Indian tycoon Anil Agarwal is studying options including selling a minority stake in Vedanta Ltd. as he looks to shrink his commodities business empire’s massive debt load, according to people familiar with the matter.
Agarwal is evaluating the possibility of divesting a less than 5% stake in the Mumbai-listed company, said the people, who asked not to be identified as the information is private. Vedanta’s shares have fallen about 32% in the last 12 months, giving it a market value of about $12.6 billion. A 5% stake is worth about $630 million. A stake sale in Vedanta is a last resort for the billionaire and will only be considered if other fundraising options fail, the people said.
Agarwal’s Vedanta Resources Ltd., which owns about 70% of Vedanta, has been in talks with at least three banks for a loan of as much as $1 billion, Bloomberg News reported earlier this month. The discussions are ongoing and no final decisions have been made on the loan, the people said.
“Any talks of stake sale in Vedanta Ltd. is untrue and baseless,” a representative for the companies said in response to a Bloomberg News query.
Vedanta Resources may rely on dividends from its subsidiary Hindustan Zinc Ltd. to help repay the $400 million worth of dollar-denominated bonds due in April, according to a Bloomberg Intelligence report.
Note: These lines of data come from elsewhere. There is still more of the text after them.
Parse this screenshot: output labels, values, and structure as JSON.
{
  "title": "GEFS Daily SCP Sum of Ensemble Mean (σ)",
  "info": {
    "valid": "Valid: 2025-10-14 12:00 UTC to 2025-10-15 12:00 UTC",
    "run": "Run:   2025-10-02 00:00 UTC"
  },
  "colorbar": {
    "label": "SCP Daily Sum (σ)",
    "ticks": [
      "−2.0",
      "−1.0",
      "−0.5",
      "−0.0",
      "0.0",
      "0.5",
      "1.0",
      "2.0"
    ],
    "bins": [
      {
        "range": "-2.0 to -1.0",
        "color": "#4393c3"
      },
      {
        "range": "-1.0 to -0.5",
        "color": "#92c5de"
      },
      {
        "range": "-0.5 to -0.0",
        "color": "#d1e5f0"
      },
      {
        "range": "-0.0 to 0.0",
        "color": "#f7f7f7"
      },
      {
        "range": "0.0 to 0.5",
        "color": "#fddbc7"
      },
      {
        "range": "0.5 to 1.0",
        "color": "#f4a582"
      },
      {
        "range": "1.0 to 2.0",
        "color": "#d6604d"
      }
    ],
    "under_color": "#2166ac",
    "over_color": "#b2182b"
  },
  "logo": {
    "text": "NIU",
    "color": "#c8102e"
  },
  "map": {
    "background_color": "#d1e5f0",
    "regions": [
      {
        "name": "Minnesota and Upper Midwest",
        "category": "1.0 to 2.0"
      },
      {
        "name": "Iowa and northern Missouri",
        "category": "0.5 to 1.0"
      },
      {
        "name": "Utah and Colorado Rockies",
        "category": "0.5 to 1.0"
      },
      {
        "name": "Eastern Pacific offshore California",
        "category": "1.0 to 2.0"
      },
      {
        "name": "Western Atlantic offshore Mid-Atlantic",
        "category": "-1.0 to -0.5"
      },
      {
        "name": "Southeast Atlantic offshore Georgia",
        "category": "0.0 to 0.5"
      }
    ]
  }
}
Hindustan Zinc on Tuesday said it will pay an interim dividend of 26 rupees a share, or a total of about 110 billion rupees ($1.3 billion).
Surging interest rates globally have pressured low-rated borrowers with heavy debt loads like Vedanta’s. The Vedanta Group in January agreed to sell a zinc manufacturing business to its subsidiary Hindustan Zinc for $2.98 billion in phases over 18 months. The Indian government, which owns about 30% of Hindustan Zinc, strongly opposed the deal.
Vedanta Resources slashed its net debt by $2 billion in the current financial year and will continue to deleverage from net debt of $7.7 billion in the next two financial years, the company said in an exchange filing in February.
A self-made billionaire, Agarwal was looking to expand his business empire into a resources conglomerate like BHP Group Ltd. He was the largest shareholder of Anglo American Plc until 2019 when he exited his investment because his returns were “achieved even sooner than expected.” He tried but failed to take the cash-rich Vedanta private in 2020. Agarwal then considered a potential merger of his closely held Vedanta Resources and the Mumbai-traded company, Bloomberg News reported last year.
Agarwal built his fortunes on a series of ambitious acquisitions: In 2001, he bought control of then government-owned Bharat Aluminium Co. in one of the first tests of India’s efforts to offload state holdings. He followed that up with the purchase of another government entity, Hindustan Zinc. He successfully bid for what was India’s largest iron ore producer Sesa Goa Ltd. in 2007 and for Cairn India, despite having no oil and gas experience.